Fourthly, a book which almost certainly never won any prizes for beauty, and doesn't credit its authors on the cover, probably because there are several contributors.  This book has short, to the point recipes and is easy to use.  

If you love Indian food but have no idea how to start from scratch, this is a great choice. It's not overstating to say that this book helped fire my fledgling interest in cooking in my late teens - and moreover, there are so many recipes, you can get a good feel for how to start experimenting.  It has everything from korma and dhansak to naan breads and lassi - and while there are definitely more elegant, sophisticated and up to date books available, this one is a good place to start.

Books I grew up with

These are books that are very close to my heart - books and recipes that were a big part of my childhood. 

Sweet memories
The first of these is one I remember cooking from with my mum and my dad from an early age. We are a cakes and biscuits type of family - my mum is fantastic at baking cakes and my dad makes amazing biscuits.  

There are so many beautiful recipes in this book, many of which I have adapted over the years to make my own.  Our family have made sauces, biscuits, cakes and puddings out of this book over the years - and not one has been other than delicious.  It's out of print I believe, but if you see a copy, I really recommend you snap it up!
 


Family heirloom
The next is the fabulous Mrs Beeton's Cookery Book. Please do beware of modern imitations - I shelled out for a modern version to keep this fragile family heirloom as intact as possible (as you can see it has been loved over the years) but the recipes were NOT the same - and I saw a sneaky footnote 'based on Mrs Beeton's recipes'.  Very loosely based is all I can say.

My mum has a newer copy which I used growing up, but this was inherited from my great aunt when she sadly passed and it has an inscription to her mother 'To Mary, from Arthur 26.9.27.  This is such a treasured possession, which I handle with great care.
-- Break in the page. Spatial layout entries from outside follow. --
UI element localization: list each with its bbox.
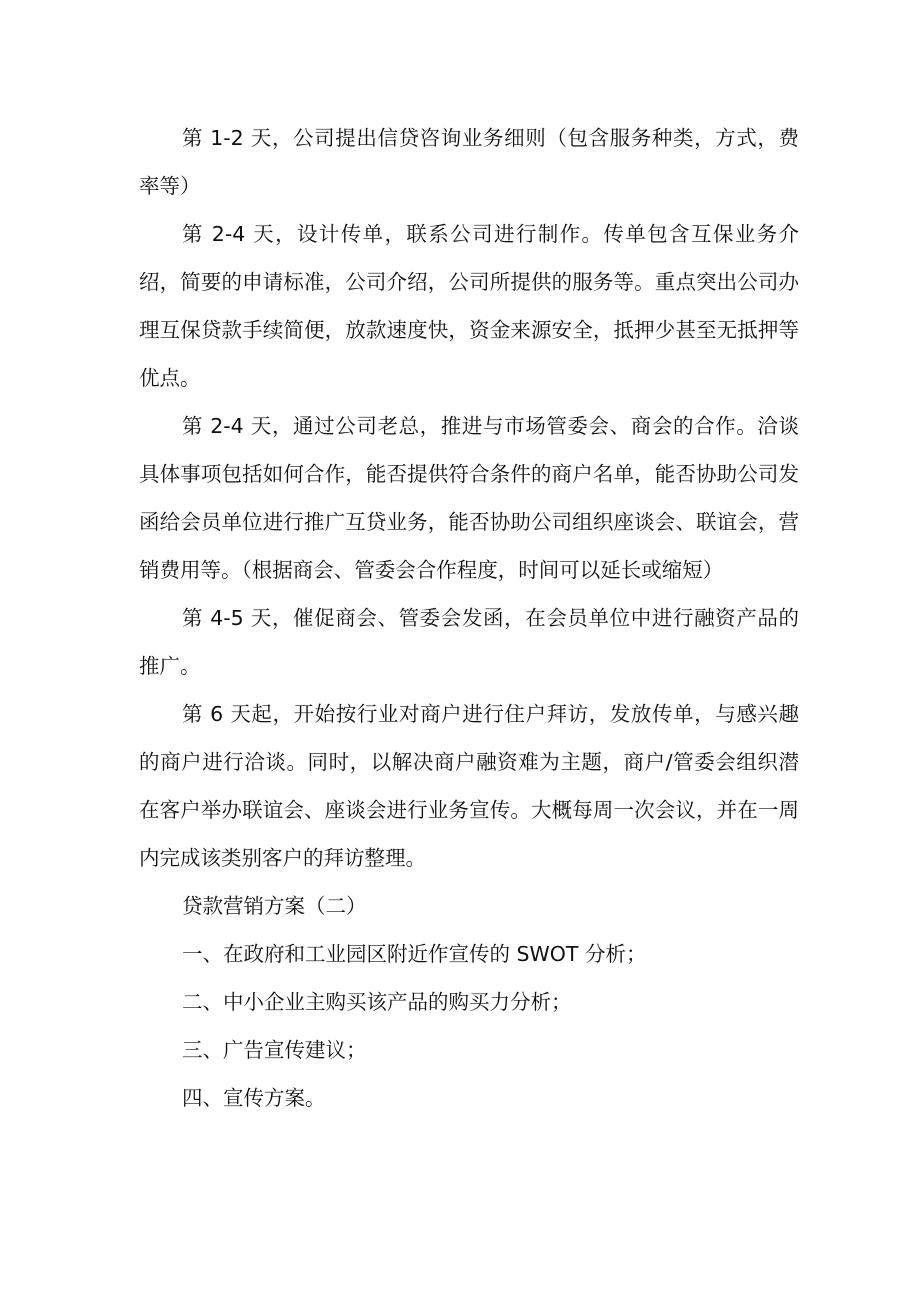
paragraph-day-6: 第 6 天起，开始按行业对商户进行住户拜访，发放传单，与感兴趣的商户进行洽谈。同时，以解决商户融资难为主题，商户/管委会组织潜在客户举办联谊会、座谈会进行业务宣传。大概每周一次会议，并在一周内完成该类别客户的拜访整理。	[139, 702, 799, 870]
list-item-promotion-plan: 四、宣传方案。	[182, 1086, 326, 1110]
paragraph-day-1-2: 第 1-2 天，公司提出信贷咨询业务细则（包含服务种类，方式，费率等）	[139, 126, 799, 198]
list-item-ad-suggestions: 三、广告宣传建议；	[182, 1038, 367, 1062]
paragraph-day-2-4-cooperation: 第 2-4 天，通过公司老总，推进与市场管委会、商会的合作。洽谈具体事项包括如何合作，能否提供符合条件的商户名单，能否协助公司发函给会员单位进行推广互贷业务，能否协助公司组织座谈会、联谊会，营销费用等。（根据商会、管委会合作程度，时间可以延长或缩短）	[139, 414, 799, 582]
list-item-swot: 一、在政府和工业园区附近作宣传的 SWOT 分析；	[182, 942, 647, 966]
paragraph-day-2-4-flyer: 第 2-4 天，设计传单，联系公司进行制作。传单包含互保业务介绍，简要的申请标准，公司介绍，公司所提供的服务等。重点突出公司办理互保贷款手续简便，放款速度快，资金来源安全，抵押少甚至无抵押等优点。	[139, 222, 799, 390]
document-body	[139, 114, 799, 1122]
paragraph-day-4-5: 第 4-5 天，催促商会、管委会发函，在会员单位中进行融资产品的推广。	[139, 606, 799, 678]
list-item-purchasing-power: 二、中小企业主购买该产品的购买力分析；	[182, 990, 572, 1014]
section-title: 贷款营销方案（二）	[182, 894, 367, 918]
It has hundreds of recipes - and although some are outdated, many of them are just fantastic.



Family memories

Finally, and this is cheating a bit because I didn't grow up with this actual book but rather the recipes in it, this book is my own - a hand written recipe book containing family recipes - mum's yorkshire puds and easy sponge cake recipe, a Christmas cake recipe (which I am still perfecting!) and a yummy chocolate mousse from my wonderful mum in law.  

To me, these beloved recipes will make any place feel like home, and I look forward to adding to it as the years go by.  I hope one day someone else will enjoy them as much as I have.


 What are your favourite recipe books?  I would just love to hear from you about what you like to cook and why! If you want me to share any recipes, just let me know and I will try my best to oblige.  I was thinking of Welsh cakes ready for St. David's day?

I'm off to make some practice pancakes!